Production of BMP-3 Human Recombinant:
Efficient production methodologies are essential for harnessing the therapeutic potential of BMP-3 human recombinant. Recombinant protein expression systems, such as Escherichia coli or mammalian cells, have been utilized to produce functional BMP-3. Optimization strategies, including codon optimization, signal peptide engineering, and protein folding optimization, have been employed to enhance the yield and activity of BMP-3 recombinant protein.
Potential Therapeutic Applications:
BMP-3 human recombinant holds significant promise in the field of regenerative medicine. It plays a crucial role in bone and cartilage regeneration, making it a potential candidate for the treatment of skeletal disorders and tissue injuries. Additionally, BMP-3 signaling influences tissue remodeling and wound healing, suggesting its broader therapeutic applications in other regenerative processes.
Conclusion:
BMP-3 human recombinant represents a key regulator in tissue regeneration, with immense potential in regenerative medicine. Optimizing production methodologies and further unraveling its signaling mechanisms will enhance its therapeutic applications. With its implications in bone and cartilage regeneration and its role in tissue remodeling, BMP-3 human recombinant emerges as a promising tool for promoting tissue repair and regeneration.
References
Bibliography:
- Groppe JC, Shore EM, Kaplan FS. BMP-3 Mutations in Humans Cause a Range of Phenotypes that Mimic Bone Morphogenetic Protein Receptor Disorders. Am J Hum Genet. 2002;70(3):709-717.

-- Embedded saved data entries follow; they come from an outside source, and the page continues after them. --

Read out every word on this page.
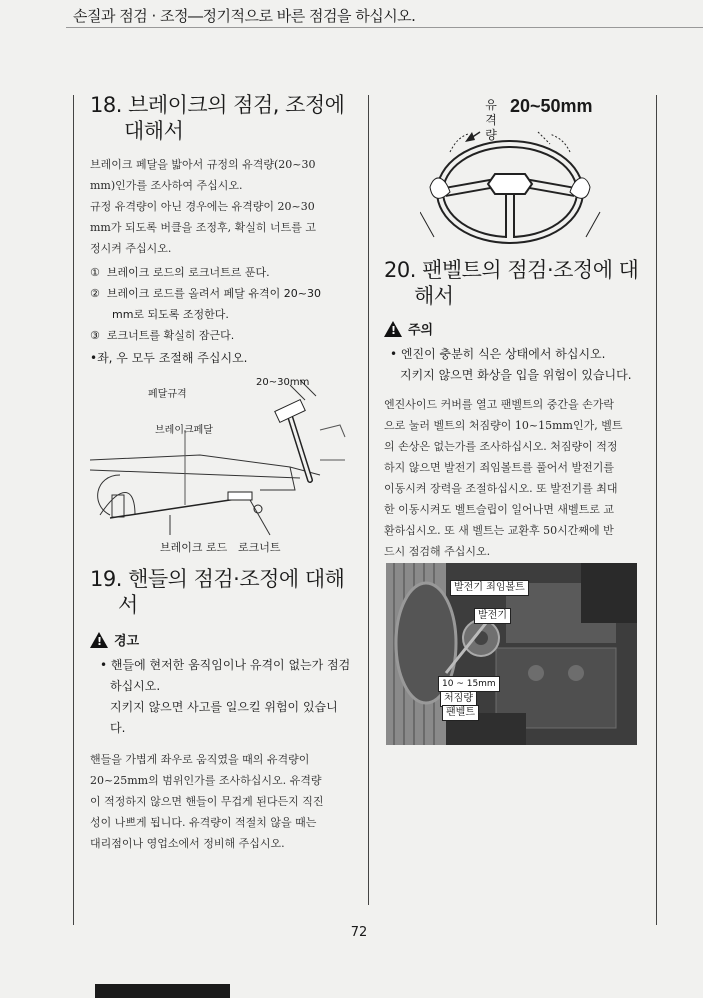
손질과 점검 · 조정―정기적으로 바른 점검을 하십시오.
18. 브레이크의 점검, 조정에
대해서
브레이크 페달을 밟아서 규정의 유격량(20~30
mm)인가를 조사하여 주십시오.
규정 유격량이 아닌 경우에는 유격량이 20~30
mm가 되도록 버클을 조정후, 확실히 너트를 고
정시켜 주십시오.
① 브레이크 로드의 로크너트르 푼다.
② 브레이크 로드를 올려서 페달 유격이 20~30
mm로 되도록 조정한다.
③ 로크너트를 확실히 잠근다.
•좌, 우 모두 조절해 주십시오.
페달규격
20~30mm
브레이크페달
브레이크 로드 로크너트
19. 핸들의 점검·조정에 대해
서
! 경고
• 핸들에 현저한 움직임이나 유격이 없는가 점검
하십시오.
지키지 않으면 사고를 일으킬 위험이 있습니
다.
핸들을 가볍게 좌우로 움직였을 때의 유격량이
20~25mm의 범위인가를 조사하십시오. 유격량
이 적정하지 않으면 핸들이 무겁게 된다든지 직진
성이 나쁘게 됩니다. 유격량이 적절치 않을 때는
대리점이나 영업소에서 정비해 주십시오.
유
격
량
20~50mm
20. 팬벨트의 점검·조정에 대
해서
! 주의
• 엔진이 충분히 식은 상태에서 하십시오.
지키지 않으면 화상을 입을 위험이 있습니다.
엔진사이드 커버를 열고 팬벨트의 중간을 손가락
으로 눌러 벨트의 처짐량이 10~15mm인가, 벨트
의 손상은 없는가를 조사하십시오. 처짐량이 적정
하지 않으면 발전기 죄임볼트를 풀어서 발전기를
이동시켜 장력을 조절하십시오. 또 발전기를 최대
한 이동시켜도 벨트슬립이 일어나면 새벨트로 교
환하십시오. 또 새 벨트는 교환후 50시간째에 반
드시 점검해 주십시오.
발전기 죄임볼트
발전기
10 ~ 15mm
처짐량
팬벨트
72
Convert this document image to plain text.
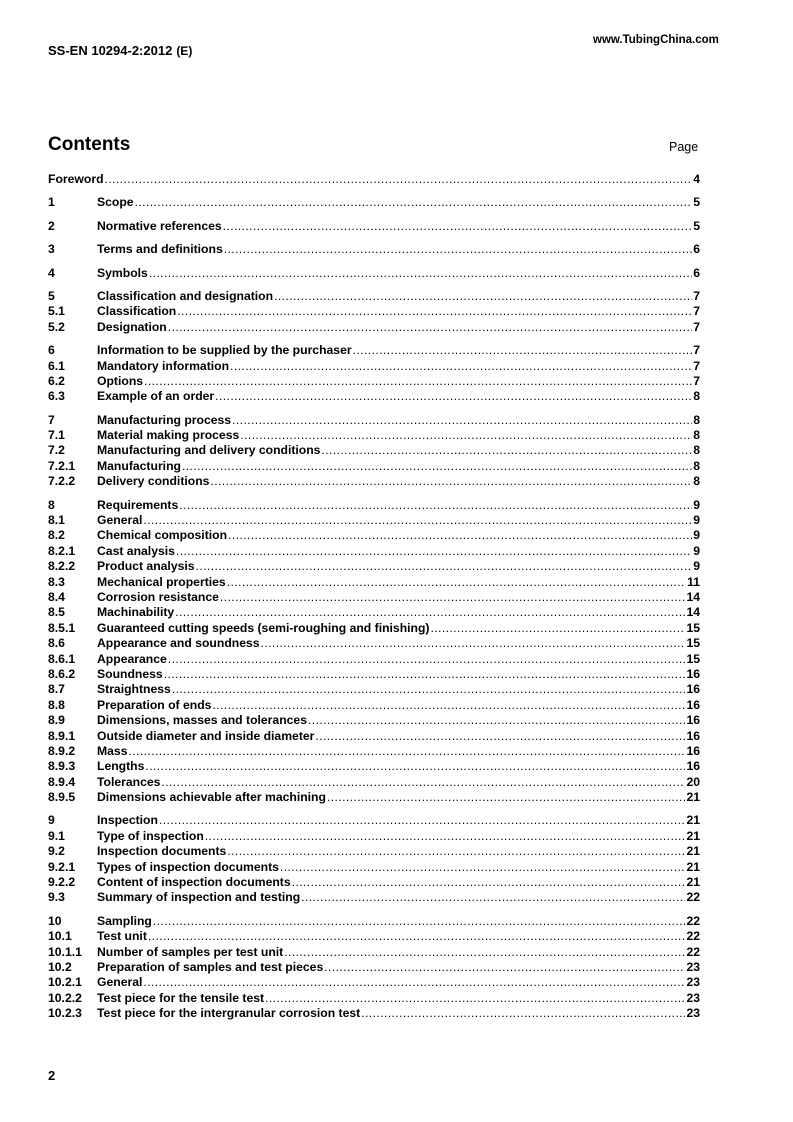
SS-EN 10294-2:2012 (E)
www.TubingChina.com
Contents	Page
Foreword .....	4
1	Scope .....	5
2	Normative references .....	5
3	Terms and definitions .....	6
4	Symbols .....	6
5	Classification and designation .....	7
5.1	Classification .....	7
5.2	Designation .....	7
6	Information to be supplied by the purchaser .....	7
6.1	Mandatory information .....	7
6.2	Options .....	7
6.3	Example of an order .....	8
7	Manufacturing process .....	8
7.1	Material making process .....	8
7.2	Manufacturing and delivery conditions .....	8
7.2.1 Manufacturing .....	8
7.2.2 Delivery conditions .....	8
8	Requirements .....	9
8.1	General .....	9
8.2	Chemical composition .....	9
8.2.1 Cast analysis .....	9
8.2.2 Product analysis .....	9
8.3	Mechanical properties .....	11
8.4	Corrosion resistance .....	14
8.5	Machinability .....	14
8.5.1 Guaranteed cutting speeds (semi-roughing and finishing) .....	15
8.6	Appearance and soundness .....	15
8.6.1 Appearance .....	15
8.6.2 Soundness .....	16
8.7	Straightness .....	16
8.8	Preparation of ends .....	16
8.9	Dimensions, masses and tolerances .....	16
8.9.1 Outside diameter and inside diameter .....	16
8.9.2 Mass .....	16
8.9.3 Lengths .....	16
8.9.4 Tolerances .....	20
8.9.5 Dimensions achievable after machining .....	21
9	Inspection .....	21
9.1	Type of inspection .....	21
9.2	Inspection documents .....	21
9.2.1 Types of inspection documents .....	21
9.2.2 Content of inspection documents .....	21
9.3	Summary of inspection and testing .....	22
10	Sampling .....	22
10.1 Test unit .....	22
10.1.1 Number of samples per test unit .....	22
10.2 Preparation of samples and test pieces .....	23
10.2.1 General .....	23
10.2.2 Test piece for the tensile test .....	23
10.2.3 Test piece for the intergranular corrosion test .....	23
2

- Nishimura R, Wakabayashi M, Hata K, Matsubara T, Honma S, Wakisaka S. Immunohistochemical localization of bone morphogenetic protein-3 (osteogenin) in human and rat tissues. J Histochem Cytochem. 1994;42(6):731-742.
- Rosen V. BMP and BMP inhibitors in bone. Ann N Y Acad Sci. 2006;1068:19-25.
- Celeste AJ, Iannazzi JA, Taylor RC, et al. Identification of transforming growth factor β family members present in bone-inductive protein purified from bovine bone. Proc Natl Acad Sci U S A. 1990;87(24):9843-9847.
- Wozney JM, Rosen V, Celeste AJ, et al. Novel regulators of bone formation: molecular clones and activities. Science. 1988;242(4879):1528-1534.